As for the defense, the focus will obviously be on the defensive backs, specifically superstar David Amerson. Led by the ball-hawking then-sophomore (with 13 INTs), the NC State defense managed 27 picks in 2011; 11 more than the closest ACC squad. And even if offenses try and avoid Amerson, they’ll probably just run into senior safety Earl Wolff. A fierce defender in his own right, Wolff racked up an impressive 105 tackles from the secondary last year, while also grabbing three INTs of his own. So while these two standouts’ numbers are unlikely to decrease, they also have to worry about the rest of the D, which still holds quite a few question marks.
At linebacker, the team goes from having a strong, veteran group to having an inexperienced and untested one this year.

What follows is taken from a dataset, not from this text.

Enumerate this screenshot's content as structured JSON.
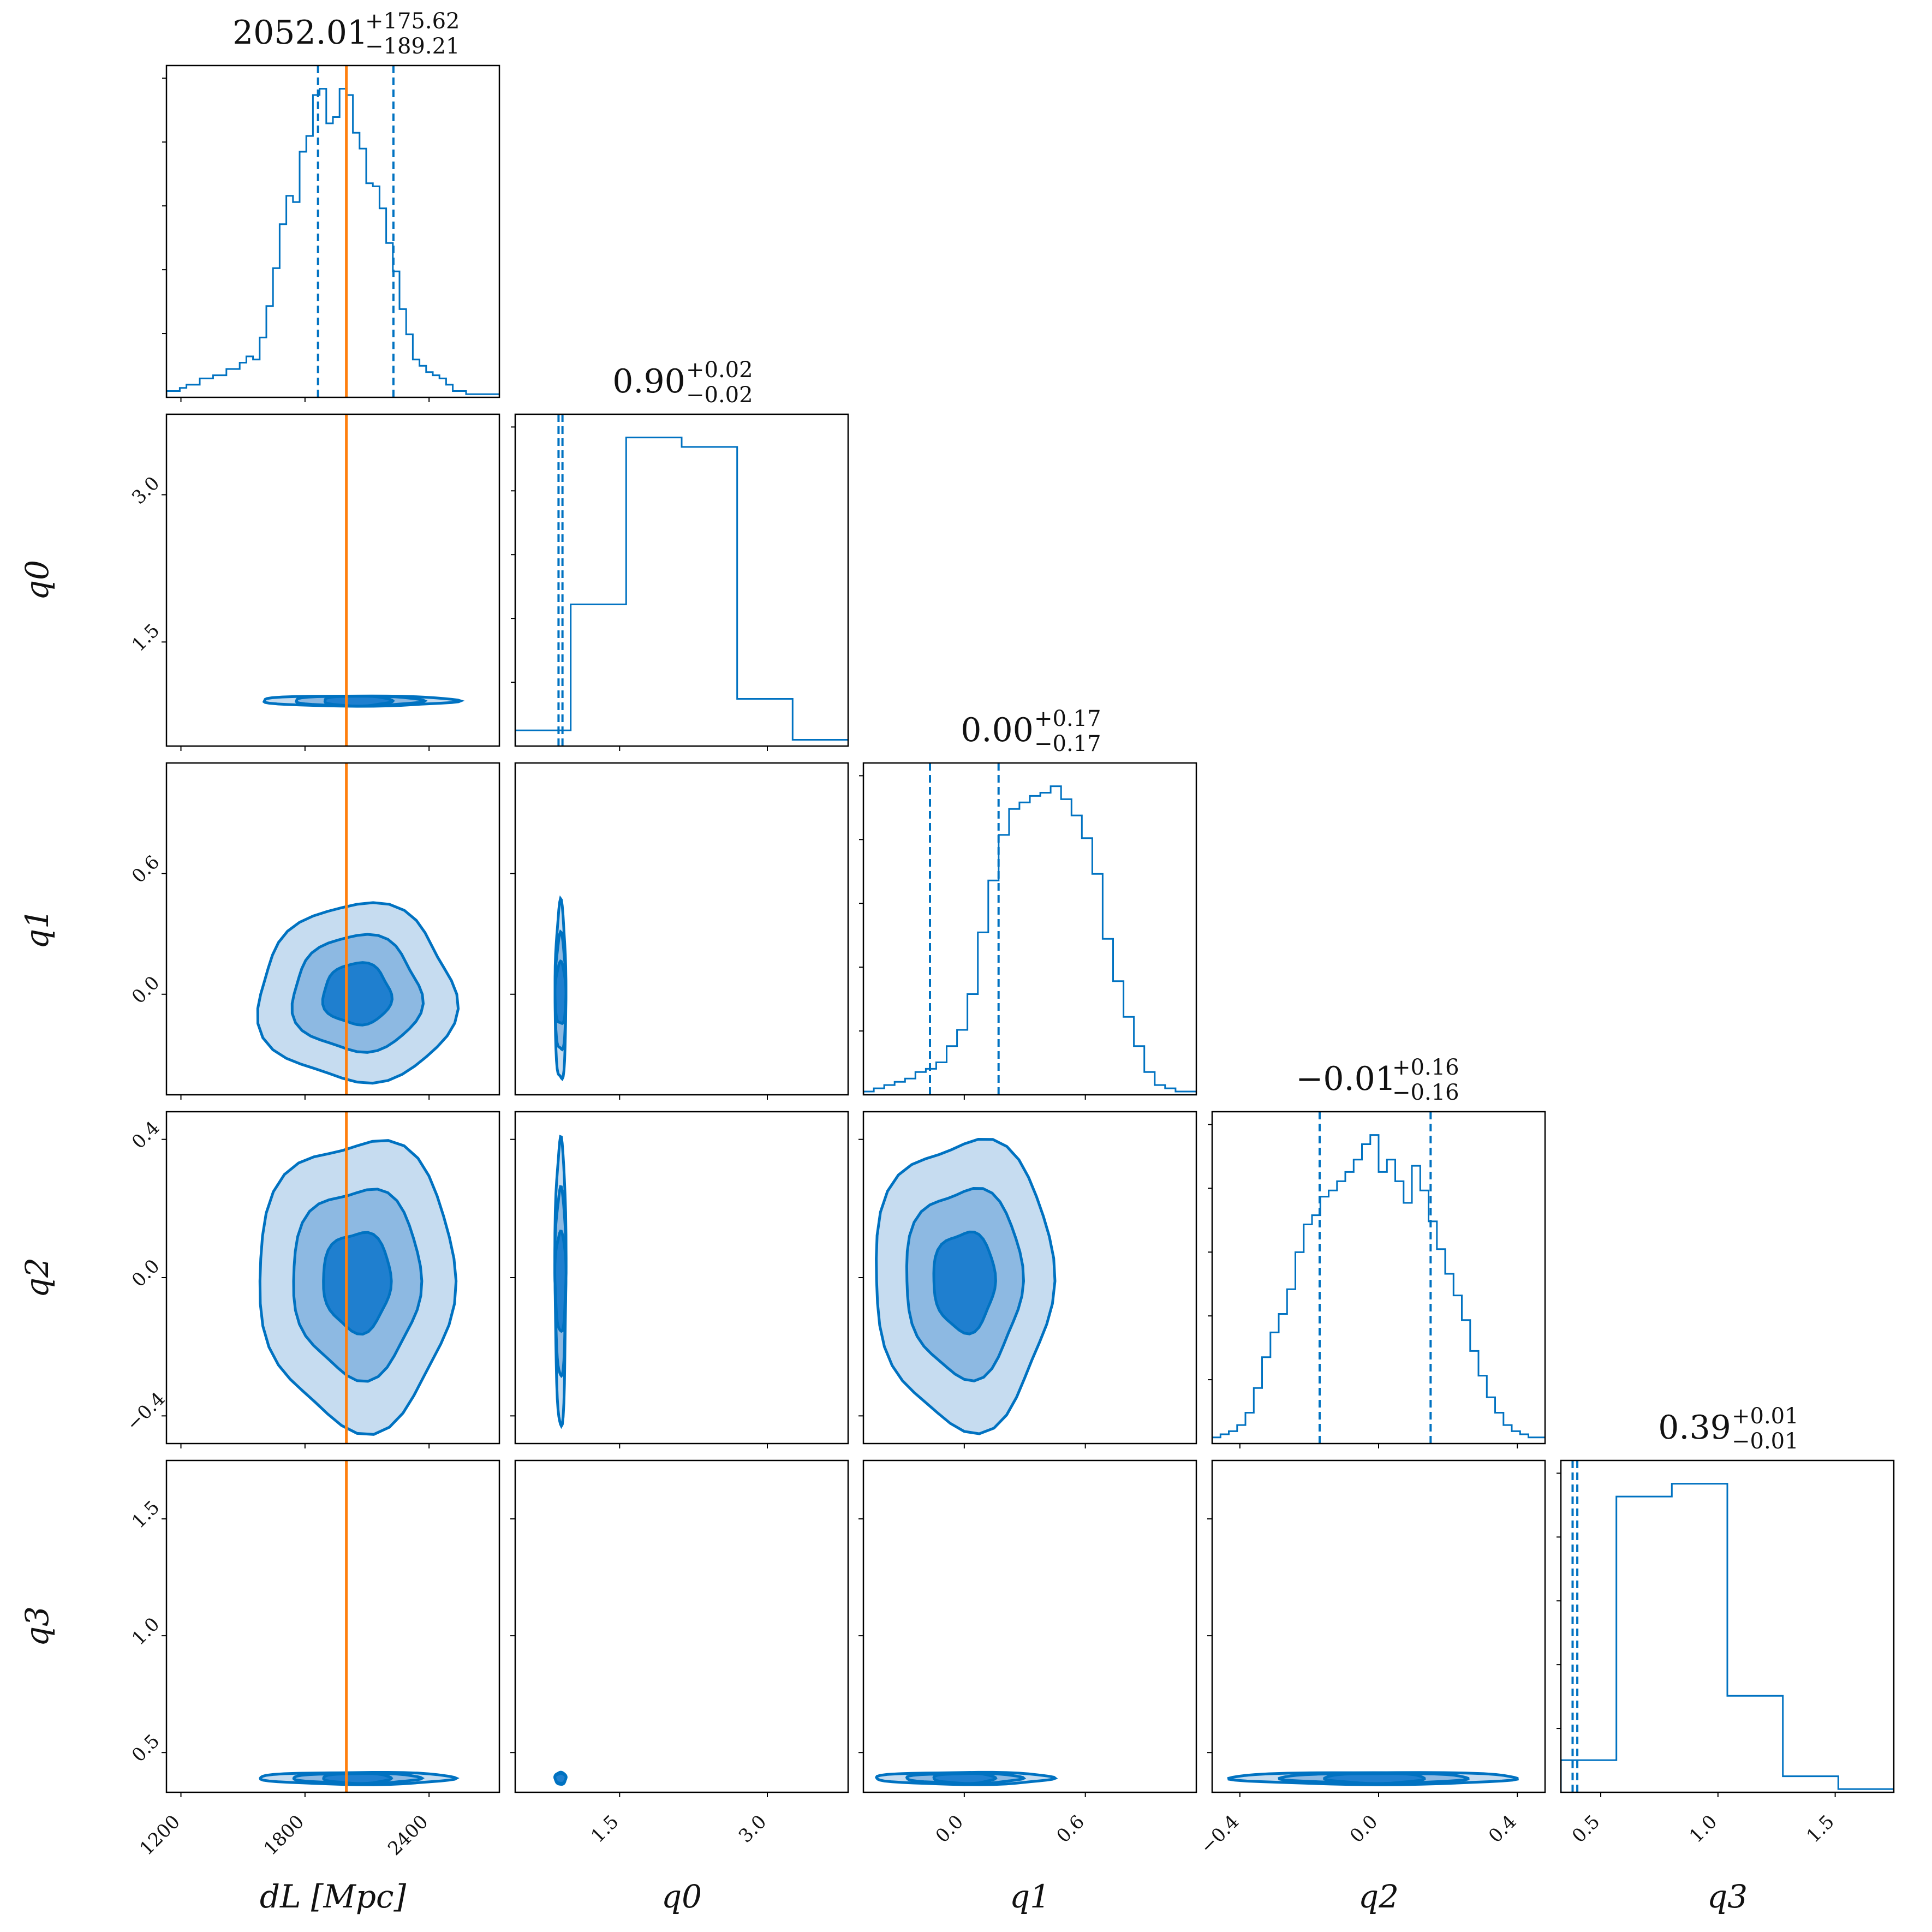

The departures of Terrell Manning and Audie Cole will not be taken lightly, and the middle of the field suddenly looks wide open for the Wolfpack. This fact is expounded when you also consider the team’s lack of real answers along the defensive line either. While DEs Darryl Cato-Bishop and Brian Slay have playing time under their belts, no one really knows if they have the ability to lead a dominant pass-rush. If not, it could mean less chances for the secondary to force turnovers and more exploitation of the group’s questionable linebacker situation.
As a group, NC State’s season largely depends on a series of ‘ifs.’ If Glennon can rely on his receivers and the team develops a running game, the offense will succeed. If the pass rush actually comes to fruition and the linebackers don’t become a liability, then the defense succeeds. And obviously, if all of that happens at once, then the Wolfpack will be in for a pretty special 2012. The schedule lays out favorably, spacing difficult contests all over, most notably an early visit from FSU and a late trip to Clemson. Will the script flip this year, scoring the Pack a big win against the ‘Noles and a big loss to the Tigers? Or do they have a shot at getting past both? Lucky for us, at least we’ll know exactly what we’re getting from this team right from the onset. The Chick-fil-a kickoff game against Tennessee will be a good barometer for what type of State team we’re dealing with. Is it classic State? That is, wilting to heightened expectations and a national stage against the seventh- or eighth-best team in the SEC. Or, is this group above all that?
As stated numerous times before, this team goes as Glennon and Amerson go. Expect big seasons from both, so a big season from NC State. They may not be on the same level as Clemson and FSU, but if the cards fall right, they could come reasonably close.